What are the material differences, UK visitor visa vs USA visitor visa

It is on stackexchange that I read for the first time that there is a material difference between UK and USA visas. That difference being that while the US visa essentially only gives you permission to travel to the US border at which point you will be evaluated for entry into the USA, the UK visa aka entry clearance is one which already essentially gives you permission to enter the UK and that your interaction with immigration at the airport is mainly a formality.

Coming from a person who was a non visa national who previously had to apply for and was approved many UK and UK visas and visited both countries quite a bit, I find no material difference between the two as suggested. The questions I get at the UK airport from immigration officials is no different in depth from what I got at the US airport. I know anecdotally it is the same with friends of mine and virtually everyone I know personally who has visited both countries. Actually most of those people have asserted that UK airport immigration are tougher in their questioning.

Does anyone have access to data showing the percentage of people(preferably with visas) denied entry at USA borders vs those denied at UK borders to determine if that difference is statistically significant? Information like below would be somewhat helpful extrapolating the data required

My null hypothesis is that there is no significant difference in the proportion of people with visas denied entry to both countries and thus no material difference in the UK and USA visitor visa.

H0: p1 = p2

where

p1 = the proportion of denied entry arrivals for the USA, and

p2 = the proportion of denied entry arrivals for the UK.

This report implies I may be right and that for nationals of some countries, there is no difference.

The results of such a hypothesis test will be another data point in informing my decision whether to go for a UK entry clearance before my next visit.

Disclaimer: I am from a sub-Saharan developing country (as are most of the people I reference) which like most sub Saharan countries has a high incidence of visitors to developed countries not being true visitors, but people looking to emigrate.

To apply some back-of-the-envelope math:

In 2015, there were 15.3 million non-EEA national arrivals to the UK (9.4 million as visitors). That same year, 17,279 people were “refused entry at port and subsequently departed”. There isn’t perfect overlap (surely some of those refused entry were EEA nationals), but that gives a rough refusal rate of 0.1%.

This, of course combines both visa nationals and non-visa nationals, and detailed breakdowns between the two categories are not available without making a public records request, to the best of my knowledge. However, that report does say that 10% (1,813 people) of those refused at port are US citizens and 5% are Brazilian citizens, both countries that do not require visas for visits to the UK. By way of comparison, 29% of non-EEA visitors to the UK are Americans.

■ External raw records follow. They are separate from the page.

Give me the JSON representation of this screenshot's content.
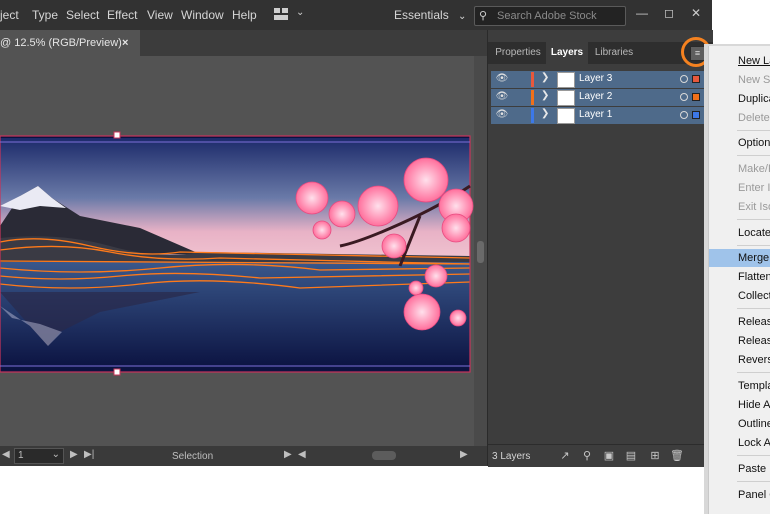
{
  "menubar": {
    "items": [
      "ject",
      "Type",
      "Select",
      "Effect",
      "View",
      "Window",
      "Help"
    ],
    "workspace": "Essentials",
    "search_placeholder": "Search Adobe Stock"
  },
  "document_tab": {
    "title": "@ 12.5% (RGB/Preview)",
    "close": "×"
  },
  "status": {
    "artboard_number": "1",
    "tool_label": "Selection"
  },
  "panel": {
    "tabs": [
      "Properties",
      "Layers",
      "Libraries"
    ],
    "active_tab": "Layers",
    "layers": [
      {
        "name": "Layer 3",
        "color": "#e8583c"
      },
      {
        "name": "Layer 2",
        "color": "#f0701a"
      },
      {
        "name": "Layer 1",
        "color": "#3c78e8"
      }
    ],
    "layer_count": "3 Layers"
  },
  "flyout": {
    "items": [
      {
        "label": "New La",
        "enabled": true,
        "highlighted": false
      },
      {
        "label": "New Su",
        "enabled": false,
        "highlighted": false
      },
      {
        "label": "Duplica",
        "enabled": true,
        "highlighted": false
      },
      {
        "label": "Delete",
        "enabled": false,
        "highlighted": false
      },
      {
        "label": "Option",
        "enabled": true,
        "highlighted": false
      },
      {
        "label": "Make/R",
        "enabled": false,
        "highlighted": false
      },
      {
        "label": "Enter Is",
        "enabled": false,
        "highlighted": false
      },
      {
        "label": "Exit Iso",
        "enabled": false,
        "highlighted": false
      },
      {
        "label": "Locate",
        "enabled": true,
        "highlighted": false
      },
      {
        "label": "Merge",
        "enabled": true,
        "highlighted": true
      },
      {
        "label": "Flatten",
        "enabled": true,
        "highlighted": false
      },
      {
        "label": "Collect",
        "enabled": true,
        "highlighted": false
      },
      {
        "label": "Release",
        "enabled": true,
        "highlighted": false
      },
      {
        "label": "Release",
        "enabled": true,
        "highlighted": false
      },
      {
        "label": "Reverse",
        "enabled": true,
        "highlighted": false
      },
      {
        "label": "Templa",
        "enabled": true,
        "highlighted": false
      },
      {
        "label": "Hide A",
        "enabled": true,
        "highlighted": false
      },
      {
        "label": "Outline",
        "enabled": true,
        "highlighted": false
      },
      {
        "label": "Lock A",
        "enabled": true,
        "highlighted": false
      },
      {
        "label": "Paste R",
        "enabled": true,
        "highlighted": false
      },
      {
        "label": "Panel O",
        "enabled": true,
        "highlighted": false
      }
    ]
  },
  "colors": {
    "accent_ring": "#f58220",
    "selection_row": "#4e6a8a",
    "menu_highlight": "#9fc3ea"
  }
}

In short, very few people, from either country, are refused. This applies to both visa-holders and visa-exempt nationals.

If you need further statistics from the UK authorities, I invite you to make a request under Freedom of Information law at whatdotheyknow.com.

Beyond that, I wouldn’t view this situation as a material difference between US and UK visas, so much as a difference in how these countries view the role of their border agencies.

US Customs and Border Protection’s position is clear: “Issuance of a visa does not guarantee entry to the United States. A visa simply indicates that a U.S. consular officer at an American embassy or consulate has reviewed the application and that officer has determined that the individual is eligible to enter the country for a specific purpose. The CBP Officer at the port-of-entry will conduct an inspection to determine if the individual is eligible for admission under U.S. immigration law.” Indeed, US law includes a presumption of immigrant intent, and a visitor must be prepared to rebut that presumption and convince the officer that he or she plans to return home.

In the UK, with thanks Crazydre and phoog from the comments of a now-deleted answer, entry clearance still has the same black-letter policy: “In all cases, the authority to admit someone to the UK ultimately rests with the Immigration Officer (IO) at the port of entry.” But the Immigration Rules more affirmatively state that the holder of a valid entry clearance may only be refused under an enumerated set of circumstances (e.g. fraud, change of circumstances, certain reasons such as criminal history that would ordinarily be grounds to deny entry clearance in the first place). One of these circumstances is where the “officer deems the exclusion of the person from the United Kingdom to be conducive to the public good,” which is a fairly broad catch-all, but the intent is clearly that the holders of entry clearance are to be given leave unless there is a serious reason not to do so.

In other words, US policy gives more discretion to the officials at the port of entry to determine whether to admit a visa-holder, while the UK rules state that someone with entry clearance is to be given leave to enter unless specified circumstances exist.